Levene's Test for Equality of Variances / t-test for Equality of Means
F / Sig. / t / df / Sig. / Mean Diff. / Std. Error Diff. / 95% Confidence Interval of the Difference
Lower / Upper
Minutes to Work / Equal variances assumed / 344.5 / .000 / -48.08 / 1296648 / .000 / -2.05 / .043 / -2.13 / -1.97
Equal variances not assumed / -48.07 / 783633 / .000 / -2.05 / .043 / -2.13 / -1.97
  1. The American Community Survey (ACS) discussed above also reports on the total income earned by its respondents. Imagine that we wanted to know whether income differs across U.S. Census region. Like most income data, the ACS data are severely positively skewed. Hence, we applied a logarithmic transformation to these data before we analyzed them using ANOVA and an F-statistic. The output below is from a statistical program called Stata and is again from the 2007 version of the ACS. Looking at this output, what do you conclude? Is total income the same across all four U.S. Census regions? Is there anything you would want to note in coming to a conclusion about that question? As you review the output remember that the data were log-transformed before being analyzed.

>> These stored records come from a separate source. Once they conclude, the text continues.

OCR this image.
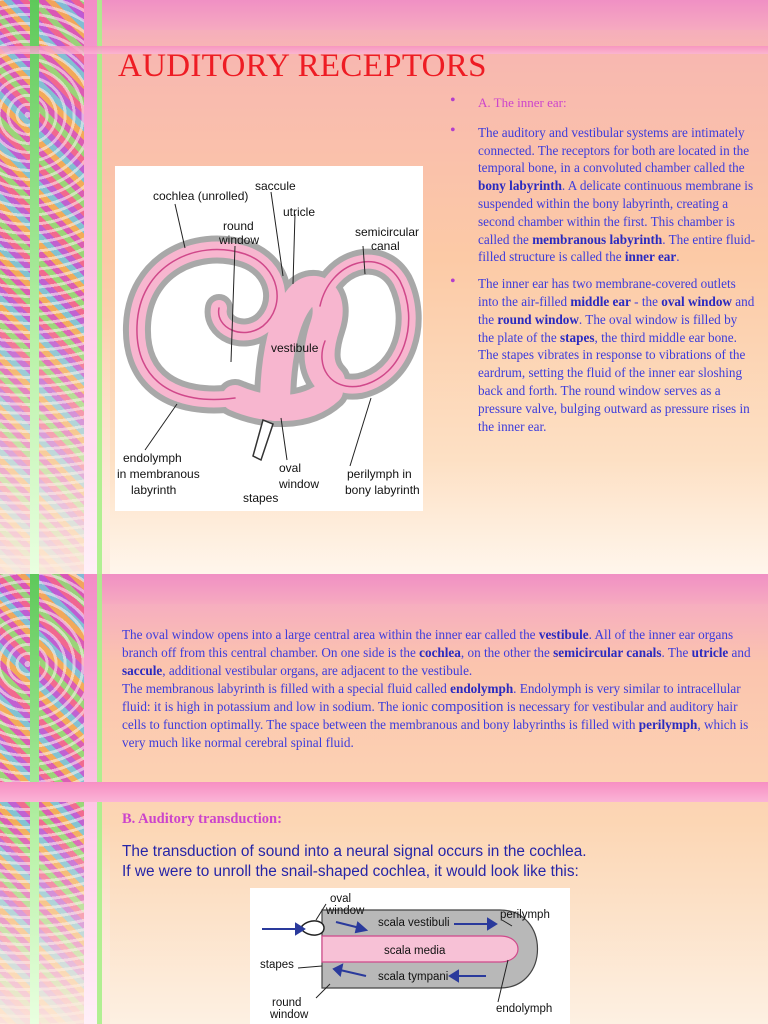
AUDITORY RECEPTORS
• A. The inner ear:
• The auditory and vestibular systems are intimately connected. The receptors for both are located in the temporal bone, in a convoluted chamber called the bony labyrinth. A delicate continuous membrane is suspended within the bony labyrinth, creating a second chamber within the first. This chamber is called the membranous labyrinth. The entire fluid-filled structure is called the inner ear.
• The inner ear has two membrane-covered outlets into the air-filled middle ear - the oval window and the round window. The oval window is filled by the plate of the stapes, the third middle ear bone. The stapes vibrates in response to vibrations of the eardrum, setting the fluid of the inner ear sloshing back and forth. The round window serves as a pressure valve, bulging outward as pressure rises in the inner ear.
cochlea (unrolled)
saccule
utricle
round
window
semicircular
canal
vestibule
endolymph
in membranous
labyrinth
oval
window
stapes
perilymph in
bony labyrinth

The oval window opens into a large central area within the inner ear called the vestibule. All of the inner ear organs branch off from this central chamber. On one side is the cochlea, on the other the semicircular canals. The utricle and saccule, additional vestibular organs, are adjacent to the vestibule.
The membranous labyrinth is filled with a special fluid called endolymph. Endolymph is very similar to intracellular fluid: it is high in potassium and low in sodium. The ionic composition is necessary for vestibular and auditory hair cells to function optimally. The space between the membranous and bony labyrinths is filled with perilymph, which is very much like normal cerebral spinal fluid.

B. Auditory transduction:

The transduction of sound into a neural signal occurs in the cochlea.
If we were to unroll the snail-shaped cochlea, it would look like this:

oval
window	perilymph
scala vestibuli
scala media
scala tympani
stapes
round
window	endolymph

Summary of ln total income
REGION / Mean / Std. Dev. / Freq.
Northeast / 10.01218 / 1.3006527 / 396860
Midwest / 9.8917674 / 1.260838 / 495088
South / 9.9143755 / 1.2706061 / 787353
West / 10.014542 / 1.3007398 / 473507
Total / 9.9492377 / 1.2817597 / 2152808

Analysis of Variance
Source / SS / df / MS / F / Prob>F
Between groups / 6183.74674 / 3 / 2061.24891 / 1256.83 / 0.0000
Within groups / 3530680.03 / 2152804 / 1.64003784
Total / 3536863.78 / 2152807 / 1.64290797

Bartlett's test for equal variances: chi2(3) = 759.8090 Prob>chi2= 0.000

  1. Explain whether a chi-square test, a t-test, or ANOVA would be more appropriate for examining the following questions. Explain how to perform the correct analysis.
  2. Whether government litigants win more often in court than do private litigants.
  3. Whether a jury pool represents the racial composition of its community.
  4. Whether creditor recoveries are different in corporate bankruptcies and consumer bankruptcies.
  5. Whether any of the 12 federal judicial circuits awards higher damages in admiralty cases than the others.
  6. Whether an apology results in higher or lower damage awards in lawsuits arising out of automobile accidents.
  7. Whether state or federal courts convict more criminal defendants.
  8. Whether judges are more likely to overturn a statute when they belong to the same political party that controls the legislative branch.
  9. Whether Organization for Economic Co-operation and Development (OECD) countries have the same GDP per capita.
  10. Whether the length of a criminal defendant's sentence is related to whether the defendant has a previous conviction and whether the defendant has expressed remorse.
  11. Whether states with more lawyers per capita tend to have high bar passage rates.